Don't combine attributes with different access requirements into the same 
access statement!

BTW, if cn=admin,dc=vmlx-ldapauth-test,dc=in.iantel.com.uy is your rootdn, you 
can just drop memberUid and member from the access statement (assuming you 
have a blanket read access rule at the end), it will get write access anyway. 
If it is not the rootdn, then you should split this rule:

access to attrs=userPassword,userPKCS12
        by dn="cn=admin,dc=vmlx-ldapauth-test,dc=in.iantel.com.uy" write
        by self write
        by * auth

access to attrs=memberUid,member
        by dn="cn=admin,dc=vmlx-ldapauth-test,dc=in.iantel.com.uy" write
        by * read

or, you could move the memberUid and member attributes to some other more 
appropriate rule covering attributes with the same access requirements.
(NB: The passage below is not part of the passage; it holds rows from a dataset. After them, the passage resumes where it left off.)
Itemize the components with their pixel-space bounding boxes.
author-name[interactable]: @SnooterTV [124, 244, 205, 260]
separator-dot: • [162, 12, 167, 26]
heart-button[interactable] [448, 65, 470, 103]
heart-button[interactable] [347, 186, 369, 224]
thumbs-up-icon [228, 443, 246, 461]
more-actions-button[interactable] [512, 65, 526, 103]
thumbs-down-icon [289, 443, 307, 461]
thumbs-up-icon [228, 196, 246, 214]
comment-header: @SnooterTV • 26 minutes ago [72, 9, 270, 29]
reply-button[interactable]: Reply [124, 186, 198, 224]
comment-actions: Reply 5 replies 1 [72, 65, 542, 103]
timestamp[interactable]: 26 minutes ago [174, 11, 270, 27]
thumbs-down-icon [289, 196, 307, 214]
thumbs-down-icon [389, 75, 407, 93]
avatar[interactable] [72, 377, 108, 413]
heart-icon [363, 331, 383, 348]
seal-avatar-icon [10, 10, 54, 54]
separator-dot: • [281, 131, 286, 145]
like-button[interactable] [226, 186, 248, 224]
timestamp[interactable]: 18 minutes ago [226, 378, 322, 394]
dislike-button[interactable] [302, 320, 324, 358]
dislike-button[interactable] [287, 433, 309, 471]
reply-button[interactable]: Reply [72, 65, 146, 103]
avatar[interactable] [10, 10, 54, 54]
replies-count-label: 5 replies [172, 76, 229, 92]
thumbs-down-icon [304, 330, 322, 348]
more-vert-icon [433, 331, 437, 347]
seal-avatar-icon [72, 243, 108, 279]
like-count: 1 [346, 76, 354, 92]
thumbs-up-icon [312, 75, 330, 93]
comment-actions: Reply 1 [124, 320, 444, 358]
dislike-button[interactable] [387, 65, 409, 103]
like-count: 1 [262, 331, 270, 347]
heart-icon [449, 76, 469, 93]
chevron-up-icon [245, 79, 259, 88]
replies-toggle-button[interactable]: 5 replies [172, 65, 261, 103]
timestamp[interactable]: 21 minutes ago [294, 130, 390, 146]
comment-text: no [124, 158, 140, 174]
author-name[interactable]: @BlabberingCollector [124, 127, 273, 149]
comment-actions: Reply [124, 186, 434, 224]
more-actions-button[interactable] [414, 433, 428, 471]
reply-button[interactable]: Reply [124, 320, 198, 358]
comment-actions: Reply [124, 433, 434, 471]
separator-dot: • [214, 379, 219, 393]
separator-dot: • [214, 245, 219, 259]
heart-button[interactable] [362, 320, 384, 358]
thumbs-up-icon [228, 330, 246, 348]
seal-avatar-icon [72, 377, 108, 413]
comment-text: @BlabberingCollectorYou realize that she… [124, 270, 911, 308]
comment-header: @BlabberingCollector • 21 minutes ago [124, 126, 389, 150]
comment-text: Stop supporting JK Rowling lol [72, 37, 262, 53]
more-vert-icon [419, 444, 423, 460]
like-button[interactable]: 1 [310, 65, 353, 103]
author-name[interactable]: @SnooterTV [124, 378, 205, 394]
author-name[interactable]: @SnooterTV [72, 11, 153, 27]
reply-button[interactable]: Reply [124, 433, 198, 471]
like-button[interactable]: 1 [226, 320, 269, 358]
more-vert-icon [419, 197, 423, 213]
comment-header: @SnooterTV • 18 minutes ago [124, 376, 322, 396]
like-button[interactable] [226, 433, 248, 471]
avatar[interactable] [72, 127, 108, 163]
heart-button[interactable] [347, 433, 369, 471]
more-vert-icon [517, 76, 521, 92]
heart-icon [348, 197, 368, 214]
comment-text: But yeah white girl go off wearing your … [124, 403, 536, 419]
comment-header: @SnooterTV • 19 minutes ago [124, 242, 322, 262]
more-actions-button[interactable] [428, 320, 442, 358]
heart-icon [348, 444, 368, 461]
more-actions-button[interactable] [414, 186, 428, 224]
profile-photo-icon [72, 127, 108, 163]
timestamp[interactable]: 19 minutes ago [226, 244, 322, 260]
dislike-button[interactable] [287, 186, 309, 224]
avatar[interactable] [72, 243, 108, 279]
(Further discussion of OpenLDAP ACLs probably doesn't belong on this list, but 
openldap-software, or openldap-technical in the case where you touch on non-
OpenLDAP software as well, such as nss_ldap).

Oh, and you could have included your slapd.conf at some stage (instead of 
asking other people for theirs), this could have been solved a *lot* sooner!